Former Harris County prosecutor Warren Diepraam is chief vehicular crimes prosecutor in Montgomery County north of Houston. He says says their undercover "Bars and Cars" task force was adopted this year to curb a resurgence of intoxication manslaughter in the county where the rate exceeds Harris County.
"Montgomery County is number 1 in the state when it comes to traffic fatalities, and Harris County is number 2. We're a smaller county of course, but our death rate is double, and that's sad. We have to stay on top of things to make sure that we can save lives."
Recent high profile traffic fatalities were directly attributable to over-serving in south Montgomery County. He says the crackdown is not just on patrons, but those who continue to serve them alcohol.
"There is an existing law in the book in the Texas Alcoholic Beverage Code that makes it a Class-A misdemeanor to serve alcohol to an intoxicated person, whether you're a bartender, a waitress, waiter, or a shopkeeper. The law creates an affirmative duty on servers, to make sure that the person is not intoxicated. And if they're negligent in failing to do that, as in this case, it's a class-A offense."
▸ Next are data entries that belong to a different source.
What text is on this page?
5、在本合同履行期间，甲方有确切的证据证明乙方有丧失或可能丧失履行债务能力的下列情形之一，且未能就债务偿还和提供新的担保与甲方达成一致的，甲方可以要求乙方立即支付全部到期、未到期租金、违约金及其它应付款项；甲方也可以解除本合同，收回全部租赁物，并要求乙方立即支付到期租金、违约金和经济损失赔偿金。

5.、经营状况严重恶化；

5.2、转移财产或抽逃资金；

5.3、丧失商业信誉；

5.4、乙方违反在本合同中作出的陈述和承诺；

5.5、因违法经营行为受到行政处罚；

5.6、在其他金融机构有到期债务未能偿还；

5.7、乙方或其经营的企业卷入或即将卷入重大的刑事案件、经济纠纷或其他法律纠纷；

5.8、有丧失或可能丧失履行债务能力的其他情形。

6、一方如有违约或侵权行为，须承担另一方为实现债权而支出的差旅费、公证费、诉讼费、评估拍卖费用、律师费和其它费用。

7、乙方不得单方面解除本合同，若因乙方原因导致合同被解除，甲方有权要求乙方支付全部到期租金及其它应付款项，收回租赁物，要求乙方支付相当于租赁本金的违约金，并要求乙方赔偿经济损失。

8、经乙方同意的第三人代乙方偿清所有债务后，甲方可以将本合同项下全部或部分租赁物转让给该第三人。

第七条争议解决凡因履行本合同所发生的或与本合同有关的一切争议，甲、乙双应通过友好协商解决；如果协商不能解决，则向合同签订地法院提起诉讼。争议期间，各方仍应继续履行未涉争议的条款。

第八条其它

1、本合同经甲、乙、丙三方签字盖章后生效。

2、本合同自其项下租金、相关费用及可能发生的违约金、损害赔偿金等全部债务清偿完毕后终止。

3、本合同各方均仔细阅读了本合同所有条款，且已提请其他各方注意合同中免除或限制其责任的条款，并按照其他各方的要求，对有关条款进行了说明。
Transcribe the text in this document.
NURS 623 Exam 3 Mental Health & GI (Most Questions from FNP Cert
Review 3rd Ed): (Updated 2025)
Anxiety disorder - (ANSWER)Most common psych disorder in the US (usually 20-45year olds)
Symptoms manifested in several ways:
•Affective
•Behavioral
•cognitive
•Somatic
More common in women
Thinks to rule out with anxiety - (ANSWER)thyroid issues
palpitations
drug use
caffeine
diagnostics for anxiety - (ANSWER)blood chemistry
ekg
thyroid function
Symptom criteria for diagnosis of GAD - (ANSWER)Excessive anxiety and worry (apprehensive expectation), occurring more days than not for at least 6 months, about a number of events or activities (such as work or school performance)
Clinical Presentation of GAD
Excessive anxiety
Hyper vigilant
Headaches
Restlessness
Liquor licenses hold establishments to strict requirements when it comes to intoxicated patrons. Lt. Ryan DeCuire with the TABC says the person that is found to have served them or sold them alcohol can face criminal charges, not only in Montgomery County, but anywhere in Texas.
"Just like a driver's license through a state agency, that license is subject to a fine, suspension or cancellation. And that's where we play a big role, is we regulate those licenses, and enact the fine, suspension, cancellation procedures on the license or permit."
The institution of programs like Bars and Cars in Montgomery County and the statewide No Refusal program mean an increase in law enforcement activity on the streets. Sgt John Sampa with the Texas Department of Public Safety says driving under the influence will not be tolerated.
"The state troopers around the state will be again working with all the local agencies to assist them in making the roadways safe, that's either through car crash investigations, traffic safety, DWI arrests, [or] anything that pertains to making the roadways safe. The state troopers will be out assisting those agencies in that."